Create shard git repository

Now you can run mkSHARD to create a shard. It takes two parameters. First parameter is a TSV file as described, the second is the shard number.

So, for example:

   ./mkSHARD /var/www/html/candidateshards/smallestfirst83.lst 12

It will take a while! Eventually, you'll get a SHARDn.git repository created in the current directory. The `git annex info` of the repository will also be displayed. Pay attention to the total size of the shard, and the number of files in it. If it's too big/too small, you can rm -rf the SHARDn.git and try again with a different set of collections.

Install shard git repository

Still in the same directory, run https://github.com/ArchiveTeam/IA.BAK/blob/server/setupshardrepo setupshardrepo] to install the shard. Its first parameter is the full name of the shard (e.g. "SHARD12"), and the second parameter is the full path to the shard's git repository.

For example:

   sudo ./setupshardrepo SHARD12 `pwd`/SHARD12.git

TODO: Obviously this needs sudo access, so something needs to be done to give SHARDMASTERs sudo access, or make it not need that..

Note also that the path to the git repository must be an absolute path (we ought to make the script smarter rather than relying on ourselves to remember that, but it's not actually been done yet).

This creates a user named e.g. SHARD12, and installs the repo in their home directory. It also sets up the ssh configuration for this new user to allow downloaders to clone the repository.

Update repolist

Finally, time to tell clients to use the new shard. In the iabak git repo, check out the master branch, and edit the repolist file. See repolist.README for details about this file. You will probably want to add the new shard in reserve state to start with.

For example:

   shard12 SHARD12@iabak.archiveteam.org:shard12 reserve

Commit and push, and as clients update they will become aware of the shard.

Also, the iabak website will add the shard to the display on its next update.

Adjusting repolist states

From time to time, shards get sufficiently backed up that they no longer need to be marked as active in the repolist, and can be set to maint. Or, a shard in maint may lose redundancy, and need to go back to active to get some more clients to use it. We generally want 2-3 shards in active mode at a time, and the rest in maint, with a few new shards in reserve. See the stats on the website to know when changes need to be made. Then just edit the iabak repository's repolist file, and commit it.

Trimming unavailable files

Sometimes a shard will get almost all files backed up to enough clients, but a few files will not get backed up at all. This can happen if the IA darks an item, or deleted a file after the survey, and so it's not available to download. This makes the stats look bad and wastes client time trying again and again to download the files.

One way to deal with this is to go into the git repository for the shard and delete the files that are not available from the IA. Commit and push it back, and done.

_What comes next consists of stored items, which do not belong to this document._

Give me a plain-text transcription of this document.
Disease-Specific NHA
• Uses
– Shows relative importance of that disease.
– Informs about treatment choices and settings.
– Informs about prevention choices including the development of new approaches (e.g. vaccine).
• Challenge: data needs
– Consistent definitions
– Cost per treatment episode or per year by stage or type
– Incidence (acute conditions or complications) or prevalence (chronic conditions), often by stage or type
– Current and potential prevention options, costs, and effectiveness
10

Thing is, the IABak system does not let such change to shard git repos be pushed in, because we don't want users messing with the shards. So, this has to be done on the server. There are checkouts of all the shard git repos under /srv/shard/ and changes can be made in there. IIRC, I have temporarily moved /home/SHARDn/shardn.git/hooks/update out of the way to allow git push of that change to work, of course putting it back afterwards. There is probably a better way.

(Something should be done to handle this automatically.)